I close my eyes, then open them again.
Now why on earth did I do that? Why, exactly, was I closing my eyes like that?
It feels sorta pointless, especially since it basically was purposeless. I just did it to get started, but… why?
Why do I keep asking questions, why do I keep doing pointless things? Why do I ask myself why I ask pointless questions, then follow that up with a few more? What am I doing? What am I saying? Why peanut butter?
Well, the last one is rather obvious, but the first … 5? I’m guessing 5. Why don’t I know how many questions I asked? Did I just answer my own question in an ironic way?
Does explaining a joke make it no longer funny? Yes. Yes, it does.
Moving on…
Umm. Flowers, peanuts, handbags, looking for the topic at hand.
Why does the topic need to be at hand anyway? Why don’t we have any topics at foot? Wouldn’t that be more interesting?

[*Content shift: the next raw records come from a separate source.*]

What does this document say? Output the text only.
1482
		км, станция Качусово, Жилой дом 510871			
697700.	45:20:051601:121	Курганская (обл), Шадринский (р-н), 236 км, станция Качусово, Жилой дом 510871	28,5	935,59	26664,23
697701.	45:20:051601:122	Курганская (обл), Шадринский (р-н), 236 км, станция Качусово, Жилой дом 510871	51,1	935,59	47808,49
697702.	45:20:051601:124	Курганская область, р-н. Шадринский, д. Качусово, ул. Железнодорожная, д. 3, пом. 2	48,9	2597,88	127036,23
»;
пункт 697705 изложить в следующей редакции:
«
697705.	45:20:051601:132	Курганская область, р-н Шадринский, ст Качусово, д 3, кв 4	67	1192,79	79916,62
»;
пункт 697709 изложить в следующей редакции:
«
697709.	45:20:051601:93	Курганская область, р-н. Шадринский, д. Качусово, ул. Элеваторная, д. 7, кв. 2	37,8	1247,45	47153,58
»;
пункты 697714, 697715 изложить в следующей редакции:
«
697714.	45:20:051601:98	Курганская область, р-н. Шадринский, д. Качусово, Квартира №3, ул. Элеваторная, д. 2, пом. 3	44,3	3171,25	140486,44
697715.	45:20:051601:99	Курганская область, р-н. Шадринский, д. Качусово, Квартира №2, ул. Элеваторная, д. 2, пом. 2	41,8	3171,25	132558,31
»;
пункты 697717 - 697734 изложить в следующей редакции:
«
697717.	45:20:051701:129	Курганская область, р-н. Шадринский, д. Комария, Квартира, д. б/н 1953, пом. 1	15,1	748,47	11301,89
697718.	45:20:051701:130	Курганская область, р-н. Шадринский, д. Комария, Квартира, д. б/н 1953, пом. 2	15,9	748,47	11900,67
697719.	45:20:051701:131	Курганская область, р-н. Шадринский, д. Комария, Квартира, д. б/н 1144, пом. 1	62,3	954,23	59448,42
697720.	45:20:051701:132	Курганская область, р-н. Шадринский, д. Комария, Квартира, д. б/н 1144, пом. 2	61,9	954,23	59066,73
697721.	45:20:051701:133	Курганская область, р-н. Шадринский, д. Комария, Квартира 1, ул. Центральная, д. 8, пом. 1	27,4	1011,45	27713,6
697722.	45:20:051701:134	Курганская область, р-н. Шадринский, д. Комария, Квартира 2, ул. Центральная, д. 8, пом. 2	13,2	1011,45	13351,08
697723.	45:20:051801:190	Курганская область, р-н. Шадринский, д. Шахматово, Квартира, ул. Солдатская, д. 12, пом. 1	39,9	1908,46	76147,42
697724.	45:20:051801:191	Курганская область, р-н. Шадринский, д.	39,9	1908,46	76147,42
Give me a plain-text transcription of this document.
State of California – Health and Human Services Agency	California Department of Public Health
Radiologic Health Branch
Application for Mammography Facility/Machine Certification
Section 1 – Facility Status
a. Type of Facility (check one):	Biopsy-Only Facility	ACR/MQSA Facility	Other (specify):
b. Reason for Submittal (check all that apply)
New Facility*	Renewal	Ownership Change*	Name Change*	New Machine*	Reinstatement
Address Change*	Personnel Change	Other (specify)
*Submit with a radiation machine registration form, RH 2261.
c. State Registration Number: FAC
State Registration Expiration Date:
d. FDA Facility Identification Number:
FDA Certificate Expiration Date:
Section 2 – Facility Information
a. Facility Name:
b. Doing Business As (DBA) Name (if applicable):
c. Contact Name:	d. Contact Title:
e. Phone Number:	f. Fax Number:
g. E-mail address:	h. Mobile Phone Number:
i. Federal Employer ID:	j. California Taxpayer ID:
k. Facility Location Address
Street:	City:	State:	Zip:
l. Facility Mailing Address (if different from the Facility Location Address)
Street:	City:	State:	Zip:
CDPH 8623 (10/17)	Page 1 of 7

Maybe we just don’t want it to be crushed underfoot. Or perhaps we don’t like feet. We’re not weird like that.
Or are we?
Let’s try to ignore that last sentence.
Moving on. Why are we moving so much? Doesn’t that make us miss things?
Exactly.
So… wait, what? Are you just trying to distract us? Why would you-
Does anyone else like bananas? Bananas are cool, right? If not, we can just talk about something else, like pants.
…
Ok, fine. Not pants. Maybe something else instead, though. We can sing, we can dance, we can-
Yeah, you’re just trying to dist-
Peanut Butter! That’s it, we can always talk about peanut-
Nope, I’ve overused that one. Ok, so how ‘bout them Yankees?
Ok, no. We’re not doing that. Perhaps some cake, then. Yes, the cake is it. We should just have cake. Or eat it. Or both.
Wait, no.
That’s not going to work.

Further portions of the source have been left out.